Less disappointing news than feared on Tuesday from the wind divisions of GE and Siemens Energy helped send Vestas shares to the top of the Danish stock market on Wednesday with a plus of 2.7% to 198.66.

However, the increase should also be seen in the light of the fact that the Vestas share, which peaked at DKK 219.15 on the first trading day of the year, has been sent backwards before recovering this week, Jacob Pedersen, Head of Equity Research at Sydbank, tells Marketwire.

”We have just received reports from two of Vestas’ competitors, and none of them have disappointed as such. That’s new in this industry.
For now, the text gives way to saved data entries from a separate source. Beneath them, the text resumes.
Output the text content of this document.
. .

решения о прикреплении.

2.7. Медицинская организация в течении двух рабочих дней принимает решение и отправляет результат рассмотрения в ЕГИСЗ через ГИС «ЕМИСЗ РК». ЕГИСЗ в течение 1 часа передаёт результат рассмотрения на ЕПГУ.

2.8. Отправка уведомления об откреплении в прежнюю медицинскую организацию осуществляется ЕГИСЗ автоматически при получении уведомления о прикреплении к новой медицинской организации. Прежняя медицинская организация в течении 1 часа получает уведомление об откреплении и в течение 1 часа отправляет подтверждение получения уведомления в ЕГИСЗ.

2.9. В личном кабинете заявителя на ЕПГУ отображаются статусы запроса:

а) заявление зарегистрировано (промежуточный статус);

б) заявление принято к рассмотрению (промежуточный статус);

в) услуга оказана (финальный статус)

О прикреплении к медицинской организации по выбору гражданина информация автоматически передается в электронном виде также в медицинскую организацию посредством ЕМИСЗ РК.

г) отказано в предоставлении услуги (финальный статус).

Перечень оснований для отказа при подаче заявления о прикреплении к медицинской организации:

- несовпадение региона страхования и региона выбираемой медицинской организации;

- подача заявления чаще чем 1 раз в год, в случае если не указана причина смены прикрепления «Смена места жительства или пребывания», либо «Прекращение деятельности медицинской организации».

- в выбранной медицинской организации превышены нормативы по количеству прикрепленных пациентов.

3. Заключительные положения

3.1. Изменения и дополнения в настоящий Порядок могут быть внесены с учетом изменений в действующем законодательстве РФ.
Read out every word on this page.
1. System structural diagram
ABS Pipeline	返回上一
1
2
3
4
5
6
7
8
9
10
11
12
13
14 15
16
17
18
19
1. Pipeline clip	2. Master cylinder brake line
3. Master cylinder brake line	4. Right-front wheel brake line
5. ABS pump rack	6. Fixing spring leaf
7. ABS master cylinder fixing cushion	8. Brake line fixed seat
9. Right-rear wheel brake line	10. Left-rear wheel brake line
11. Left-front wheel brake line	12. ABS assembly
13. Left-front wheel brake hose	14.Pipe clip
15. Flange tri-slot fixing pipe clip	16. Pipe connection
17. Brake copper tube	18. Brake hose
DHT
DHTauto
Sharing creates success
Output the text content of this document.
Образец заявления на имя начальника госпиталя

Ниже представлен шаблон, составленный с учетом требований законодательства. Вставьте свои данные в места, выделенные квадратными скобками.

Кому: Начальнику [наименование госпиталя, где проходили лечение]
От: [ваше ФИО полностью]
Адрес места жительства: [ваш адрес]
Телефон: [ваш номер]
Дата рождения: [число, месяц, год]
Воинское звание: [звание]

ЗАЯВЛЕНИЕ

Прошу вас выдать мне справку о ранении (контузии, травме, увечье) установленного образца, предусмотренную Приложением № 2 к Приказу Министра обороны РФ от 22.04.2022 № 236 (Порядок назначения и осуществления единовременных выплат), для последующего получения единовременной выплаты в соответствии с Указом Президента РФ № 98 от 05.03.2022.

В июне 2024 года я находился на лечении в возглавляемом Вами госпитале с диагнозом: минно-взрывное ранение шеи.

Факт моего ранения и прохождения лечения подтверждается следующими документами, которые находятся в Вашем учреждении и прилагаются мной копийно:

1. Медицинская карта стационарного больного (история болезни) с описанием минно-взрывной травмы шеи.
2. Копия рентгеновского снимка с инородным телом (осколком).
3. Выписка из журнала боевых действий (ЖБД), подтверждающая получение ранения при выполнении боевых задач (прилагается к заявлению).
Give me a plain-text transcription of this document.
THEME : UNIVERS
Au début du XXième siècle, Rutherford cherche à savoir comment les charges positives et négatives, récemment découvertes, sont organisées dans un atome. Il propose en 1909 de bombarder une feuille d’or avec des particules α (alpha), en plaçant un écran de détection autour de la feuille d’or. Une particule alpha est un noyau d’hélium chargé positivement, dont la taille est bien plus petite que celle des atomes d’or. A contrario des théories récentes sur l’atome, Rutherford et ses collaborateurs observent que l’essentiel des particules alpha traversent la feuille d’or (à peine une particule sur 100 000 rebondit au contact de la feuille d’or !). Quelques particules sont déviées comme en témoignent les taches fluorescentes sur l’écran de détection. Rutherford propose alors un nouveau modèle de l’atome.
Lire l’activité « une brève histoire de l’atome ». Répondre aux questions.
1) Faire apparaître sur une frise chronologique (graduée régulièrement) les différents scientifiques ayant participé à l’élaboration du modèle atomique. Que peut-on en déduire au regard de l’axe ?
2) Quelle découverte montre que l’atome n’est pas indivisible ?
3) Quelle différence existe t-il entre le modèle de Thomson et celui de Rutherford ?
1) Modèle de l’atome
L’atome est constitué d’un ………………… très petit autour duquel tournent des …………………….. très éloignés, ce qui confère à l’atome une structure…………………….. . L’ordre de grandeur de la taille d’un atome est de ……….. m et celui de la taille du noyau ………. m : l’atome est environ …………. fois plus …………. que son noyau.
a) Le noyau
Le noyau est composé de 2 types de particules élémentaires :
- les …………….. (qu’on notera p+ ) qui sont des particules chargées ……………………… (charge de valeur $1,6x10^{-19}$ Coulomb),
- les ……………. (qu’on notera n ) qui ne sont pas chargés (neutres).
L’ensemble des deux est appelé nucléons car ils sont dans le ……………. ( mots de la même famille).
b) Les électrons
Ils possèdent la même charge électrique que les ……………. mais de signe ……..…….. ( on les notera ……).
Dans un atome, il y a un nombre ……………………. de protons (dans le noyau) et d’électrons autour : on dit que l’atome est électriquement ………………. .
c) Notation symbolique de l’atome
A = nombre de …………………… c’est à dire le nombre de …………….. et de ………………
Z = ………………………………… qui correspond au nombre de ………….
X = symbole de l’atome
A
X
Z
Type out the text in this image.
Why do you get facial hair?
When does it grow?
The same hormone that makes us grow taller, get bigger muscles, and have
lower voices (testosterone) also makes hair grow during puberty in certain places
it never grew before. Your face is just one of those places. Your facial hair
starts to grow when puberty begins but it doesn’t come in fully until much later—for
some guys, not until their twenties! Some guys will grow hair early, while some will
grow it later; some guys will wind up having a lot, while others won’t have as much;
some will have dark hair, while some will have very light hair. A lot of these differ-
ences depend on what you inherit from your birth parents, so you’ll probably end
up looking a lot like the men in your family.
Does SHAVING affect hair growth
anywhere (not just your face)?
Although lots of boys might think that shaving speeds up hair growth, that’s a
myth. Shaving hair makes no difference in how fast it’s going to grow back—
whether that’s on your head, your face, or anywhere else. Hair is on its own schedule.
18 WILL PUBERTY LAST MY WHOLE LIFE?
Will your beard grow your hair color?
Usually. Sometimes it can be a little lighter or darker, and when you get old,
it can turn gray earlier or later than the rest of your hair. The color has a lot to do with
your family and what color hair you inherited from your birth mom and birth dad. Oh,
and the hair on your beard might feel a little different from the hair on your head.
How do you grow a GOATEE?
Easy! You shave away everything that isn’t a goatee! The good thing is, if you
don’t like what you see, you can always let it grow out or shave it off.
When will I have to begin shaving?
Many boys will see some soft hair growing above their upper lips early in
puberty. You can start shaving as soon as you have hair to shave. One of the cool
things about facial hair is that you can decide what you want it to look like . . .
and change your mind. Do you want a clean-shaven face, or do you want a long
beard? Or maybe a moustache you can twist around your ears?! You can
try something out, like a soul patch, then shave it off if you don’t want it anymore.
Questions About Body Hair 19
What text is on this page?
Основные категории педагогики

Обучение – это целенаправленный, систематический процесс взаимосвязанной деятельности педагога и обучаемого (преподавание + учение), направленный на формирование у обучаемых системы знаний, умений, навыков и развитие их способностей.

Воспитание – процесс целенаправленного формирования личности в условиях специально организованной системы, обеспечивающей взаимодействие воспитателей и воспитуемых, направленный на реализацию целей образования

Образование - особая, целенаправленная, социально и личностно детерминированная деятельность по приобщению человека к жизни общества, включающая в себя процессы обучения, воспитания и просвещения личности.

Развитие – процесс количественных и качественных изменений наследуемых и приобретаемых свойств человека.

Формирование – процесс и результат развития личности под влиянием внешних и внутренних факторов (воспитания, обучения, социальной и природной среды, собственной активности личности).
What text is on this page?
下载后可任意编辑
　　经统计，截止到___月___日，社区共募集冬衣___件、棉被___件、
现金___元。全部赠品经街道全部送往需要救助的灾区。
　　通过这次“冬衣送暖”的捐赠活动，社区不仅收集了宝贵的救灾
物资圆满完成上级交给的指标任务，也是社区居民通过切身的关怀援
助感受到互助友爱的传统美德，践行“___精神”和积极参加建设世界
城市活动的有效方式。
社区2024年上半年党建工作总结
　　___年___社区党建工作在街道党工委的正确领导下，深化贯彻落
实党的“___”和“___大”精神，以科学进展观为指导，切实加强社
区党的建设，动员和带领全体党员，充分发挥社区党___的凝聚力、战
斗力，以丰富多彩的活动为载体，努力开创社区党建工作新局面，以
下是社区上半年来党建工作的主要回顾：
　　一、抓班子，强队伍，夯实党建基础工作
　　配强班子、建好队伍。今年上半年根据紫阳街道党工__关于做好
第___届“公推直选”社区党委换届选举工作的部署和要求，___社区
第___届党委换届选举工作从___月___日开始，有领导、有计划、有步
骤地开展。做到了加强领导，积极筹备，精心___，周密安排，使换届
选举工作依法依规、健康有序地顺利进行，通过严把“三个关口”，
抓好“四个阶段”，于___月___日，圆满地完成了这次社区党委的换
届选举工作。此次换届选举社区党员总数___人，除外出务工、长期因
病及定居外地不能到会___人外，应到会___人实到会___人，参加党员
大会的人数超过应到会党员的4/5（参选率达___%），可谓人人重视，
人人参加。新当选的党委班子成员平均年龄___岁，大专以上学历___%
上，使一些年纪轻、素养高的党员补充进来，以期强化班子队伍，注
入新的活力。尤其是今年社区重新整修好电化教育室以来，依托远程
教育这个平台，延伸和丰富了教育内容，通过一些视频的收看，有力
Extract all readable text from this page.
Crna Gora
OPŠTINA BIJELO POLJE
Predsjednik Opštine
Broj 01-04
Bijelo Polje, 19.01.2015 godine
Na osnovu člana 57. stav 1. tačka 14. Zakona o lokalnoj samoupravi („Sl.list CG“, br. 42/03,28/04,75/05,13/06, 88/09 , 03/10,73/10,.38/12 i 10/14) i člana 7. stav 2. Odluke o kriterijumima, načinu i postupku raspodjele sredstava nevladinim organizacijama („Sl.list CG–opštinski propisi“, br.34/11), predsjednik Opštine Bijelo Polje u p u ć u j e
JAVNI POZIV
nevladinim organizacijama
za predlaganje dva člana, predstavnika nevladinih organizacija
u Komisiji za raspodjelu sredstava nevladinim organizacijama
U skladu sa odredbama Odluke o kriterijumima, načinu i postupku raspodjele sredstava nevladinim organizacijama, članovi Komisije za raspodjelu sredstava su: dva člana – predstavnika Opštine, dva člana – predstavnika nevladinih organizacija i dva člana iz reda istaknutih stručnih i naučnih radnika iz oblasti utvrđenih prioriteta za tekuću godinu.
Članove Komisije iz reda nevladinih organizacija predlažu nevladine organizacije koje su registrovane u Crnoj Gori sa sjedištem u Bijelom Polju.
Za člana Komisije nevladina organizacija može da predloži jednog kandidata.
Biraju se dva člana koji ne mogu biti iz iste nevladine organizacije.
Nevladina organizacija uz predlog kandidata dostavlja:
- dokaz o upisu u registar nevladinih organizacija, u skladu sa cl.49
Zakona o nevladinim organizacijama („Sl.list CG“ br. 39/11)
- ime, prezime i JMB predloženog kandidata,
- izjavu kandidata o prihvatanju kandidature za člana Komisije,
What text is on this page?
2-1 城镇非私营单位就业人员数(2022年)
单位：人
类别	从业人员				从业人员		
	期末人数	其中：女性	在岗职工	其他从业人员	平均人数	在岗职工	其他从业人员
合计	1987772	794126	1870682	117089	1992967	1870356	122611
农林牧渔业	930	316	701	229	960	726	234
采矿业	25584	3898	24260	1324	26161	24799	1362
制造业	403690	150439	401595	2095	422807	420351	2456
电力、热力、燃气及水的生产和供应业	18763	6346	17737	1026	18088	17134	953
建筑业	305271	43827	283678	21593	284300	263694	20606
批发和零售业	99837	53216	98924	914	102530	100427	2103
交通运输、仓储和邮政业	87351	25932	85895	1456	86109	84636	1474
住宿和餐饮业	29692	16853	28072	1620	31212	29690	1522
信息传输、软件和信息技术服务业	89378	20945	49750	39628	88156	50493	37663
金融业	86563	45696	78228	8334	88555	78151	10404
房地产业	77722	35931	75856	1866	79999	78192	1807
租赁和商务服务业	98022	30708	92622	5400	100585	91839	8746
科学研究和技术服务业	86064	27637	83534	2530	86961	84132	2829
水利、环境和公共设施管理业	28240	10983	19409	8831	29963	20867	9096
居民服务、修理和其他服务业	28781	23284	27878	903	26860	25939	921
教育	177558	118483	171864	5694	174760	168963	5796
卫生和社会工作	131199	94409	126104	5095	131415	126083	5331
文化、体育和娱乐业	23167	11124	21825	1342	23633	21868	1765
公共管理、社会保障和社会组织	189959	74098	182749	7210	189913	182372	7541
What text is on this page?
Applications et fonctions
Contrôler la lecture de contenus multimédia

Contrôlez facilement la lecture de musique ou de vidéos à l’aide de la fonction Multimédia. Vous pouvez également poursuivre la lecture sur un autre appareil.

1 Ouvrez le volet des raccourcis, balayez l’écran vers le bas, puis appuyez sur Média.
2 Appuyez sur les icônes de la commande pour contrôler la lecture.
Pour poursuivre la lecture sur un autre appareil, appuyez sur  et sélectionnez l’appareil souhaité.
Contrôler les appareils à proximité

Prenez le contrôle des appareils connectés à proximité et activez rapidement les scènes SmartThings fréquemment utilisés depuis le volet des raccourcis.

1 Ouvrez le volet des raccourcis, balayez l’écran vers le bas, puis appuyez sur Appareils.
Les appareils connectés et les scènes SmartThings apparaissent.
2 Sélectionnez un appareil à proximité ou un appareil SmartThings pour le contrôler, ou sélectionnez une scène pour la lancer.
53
The negative news is about to turn around now,” says Jacob Pedersen, referring to the challenges that have characterized the entire industry in recent years – and affected not least GE and Siemens Energy’s wind turbine company, Siemens Gamesa, but also Vestas.

”This mini-comeback also comes after Vestas fell back somewhat at the beginning of the year. The rapid fall in a short time is of course also part of the reason why the share price rises when there is good news,” adds Jacob Pedersen.

Vestas’ share price rose sharply towards the turn of the year on the back of a strong order intake, but as investors could subsequently also see that many of the orders are only for installation after 2024, this ”took the air out of the share price” at the beginning of the year, the analyst believes.

Tuesday’s report from GE again showed a large loss in the division that includes the wind turbine activities, but perhaps the most conspicuous fallout from the report compared to Vestas was that the company expects high single-digit margins in 2024 in its onshore wind turbine business.

Later on Tuesday, Siemens Energy released preliminary figures for the first quarter of its odd fiscal year, reporting a loss before special items in the troubled wind turbine company Siemens Gamesa of 426 million euros, which was better than the minus of 759 million euros in the same quarter last year – and better than analyst expectations of minus 576 million euros.

”In recent years, we have become accustomed to negative surprises from Vestas’ competitors. Vestas hasn’t done very well during that period, but the competitors’ woes have also affected the Vestas share and the sentiment in the wind industry in general.”

”Now we suddenly have a quarter where – even though the financial figures do not look good – there is a positive tone, especially with GE’s expectations of positive earnings in the onshore wind business in 2024. This tells us a little about how far they have come in terms of pushing prices up to a level where they can make money,” says Jacob Pedersen.

However, he attributes Siemens Gamesa’s better-than-expected earnings in the quarter to more accruals, and he notes that the company maintains its expectations for the loss for the full financial year.